Winnies Odyssee durch ihre Heimatstadt in einem alternativen Universum, in dem es sie nie gab, vermittelt dem Zuschauer nichts Neues, ist aber recht lebensfroh umgesetzt, und etwa eine halbe Stunde vor dem Ende setzt sich der Film plötzlich neu zusammen und verwandelt sich in einen deftigen Film über den Kampf gegen die Diktatur. Für ein paar Minuten treibt Drehbuchautor Kennedy in die schizophrenen Tiefen des Ödipuskomplexes (buchstäblich!), und dann stellt sich plötzlich heraus, dass das Hauptübel nicht der maskierte Mörder ist, sondern jene erlernte Gleichgültigkeit, die Bereitschaft, sich selbst der schlechtesten Autorität zu unterwerfen. Und natürlich der Kapitalismus. Wo kämen wir da hin.

Es gibt viele Horrorfilme über Diktaturen, aber dies ist wohl der erste Slasher zu einem so unerwarteten Thema. Im Gegensatz zu vielen seiner Vorgänger, die eher Manifeste des puritanischen Dorfes waren (Sex vor der Ehe wird bestraft, verwöhnte Stadtteenager sterben unter Axtschlägen), ist „Scream. Die Nacht vor Weihnachten“ ein durchaus sinnvoller, offensichtlich antitrumpistischer Film über die Bedeutung politischer Teilhabe und darüber, dass man gegen die Diktatur kämpfen und Tyrannen stürzen sollte, selbst wenn das Leben danach nicht viel besser wird, selbst wenn es schwieriger ist, sich in einer Welt ohne Kontrolle zurechtzufinden, als wenn man einen Herrscher hat, der einem sagt, wohin man gehen und was man tun soll.

Natürlich ist „Scream. Die Nacht vor Weihnachten“ wie jeder Low-Budget-Genrefilm ein, gelinde gesagt, ungleichmäßiger Film, der sich äußerst willkürlich beschleunigt und verlangsamt, in ernsten Momenten nur schwer den richtigen Ton findet (manchmal gar nicht), und im Großen und Ganzen sind die ersten zwei Drittel recht durchschnittlich, bevor das überraschende letzte Drittel kommt. Der Film entgeht auch nicht der Erbkrankheit moderner Slasher (aber wer entgeht ihr schon, sicher nicht „Totally Killer“): Die für das Genre notwendigen ausgeklügelten Morde gibt es hier praktisch nicht, auch wenn der Mörder durchaus anständig und, wie man so sagt, schick ist.

Rezension Film „Scream. Die Nacht vor Weihnachten“
Szene aus dem Film „Scream. Die Nacht vor Weihnachten“

Im weiteren Sinne, abstrahiert man von der Bühnentechnik, leidet der Film unter einem für einen Slasher anomalen, für ein Melodram aber normalen Problem: Er ist besser geschrieben und besser gespielt als inszeniert. So etwas hat man sich in den Achtzigern nicht erlaubt, und an der Handwerkskunst der Regisseure gab es keinen Zweifel. Sie wussten nicht immer, wohin sie schlagen sollten, und trafen oft daneben, aber ein chirurgisch präziser Schlag daneben ist immer noch interessanter als ein lahmes Fuchteln mit zitternden Händen, selbst wenn es in die richtige Richtung geht.

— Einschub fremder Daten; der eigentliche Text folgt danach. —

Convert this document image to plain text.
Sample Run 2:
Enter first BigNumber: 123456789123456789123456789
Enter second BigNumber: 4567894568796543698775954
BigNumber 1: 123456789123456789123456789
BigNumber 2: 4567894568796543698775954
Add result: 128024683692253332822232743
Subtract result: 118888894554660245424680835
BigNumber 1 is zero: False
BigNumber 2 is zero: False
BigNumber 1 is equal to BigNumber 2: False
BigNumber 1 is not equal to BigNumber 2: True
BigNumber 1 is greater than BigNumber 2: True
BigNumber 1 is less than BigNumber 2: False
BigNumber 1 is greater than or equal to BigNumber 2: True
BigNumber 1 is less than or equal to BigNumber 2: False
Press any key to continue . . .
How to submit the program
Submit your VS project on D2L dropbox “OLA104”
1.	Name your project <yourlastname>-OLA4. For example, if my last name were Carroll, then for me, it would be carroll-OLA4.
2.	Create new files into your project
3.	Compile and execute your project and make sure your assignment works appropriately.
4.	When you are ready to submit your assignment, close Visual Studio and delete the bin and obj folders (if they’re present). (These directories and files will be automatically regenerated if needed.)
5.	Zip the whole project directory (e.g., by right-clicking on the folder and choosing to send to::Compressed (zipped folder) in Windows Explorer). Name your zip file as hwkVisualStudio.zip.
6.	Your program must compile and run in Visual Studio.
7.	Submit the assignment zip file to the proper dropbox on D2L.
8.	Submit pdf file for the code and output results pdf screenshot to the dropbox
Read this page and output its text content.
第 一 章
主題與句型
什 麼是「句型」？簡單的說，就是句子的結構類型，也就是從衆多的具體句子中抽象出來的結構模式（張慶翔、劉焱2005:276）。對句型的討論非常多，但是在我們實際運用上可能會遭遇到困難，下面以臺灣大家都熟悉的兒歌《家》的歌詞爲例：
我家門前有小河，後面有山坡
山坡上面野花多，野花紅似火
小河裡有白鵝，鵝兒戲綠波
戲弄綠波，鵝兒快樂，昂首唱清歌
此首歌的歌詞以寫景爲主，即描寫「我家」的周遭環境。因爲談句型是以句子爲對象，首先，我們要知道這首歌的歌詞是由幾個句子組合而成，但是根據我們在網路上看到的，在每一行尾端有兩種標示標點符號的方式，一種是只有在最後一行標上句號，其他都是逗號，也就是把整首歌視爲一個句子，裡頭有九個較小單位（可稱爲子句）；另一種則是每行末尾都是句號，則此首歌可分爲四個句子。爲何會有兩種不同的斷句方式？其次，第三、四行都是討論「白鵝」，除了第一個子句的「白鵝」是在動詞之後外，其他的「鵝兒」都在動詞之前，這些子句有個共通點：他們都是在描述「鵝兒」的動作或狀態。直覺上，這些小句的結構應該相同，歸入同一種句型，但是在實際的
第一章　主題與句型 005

In diesem Sinne ist diese Nacht vor Weihnachten, wie jede andere auch, eine weitere Erinnerung an verpasste Chancen und unerledigte Dinge, aber seltsamerweise eine berührende, herzliche Erinnerung, bezaubernd im Geiste des Schattenklassikers der Neunziger-Horrorfilme. Wenn Sie das ganze Jahr über Kräfte gesammelt haben, um sich einen neuen Slasher anzusehen, können Sie sich durchaus diesen ansehen.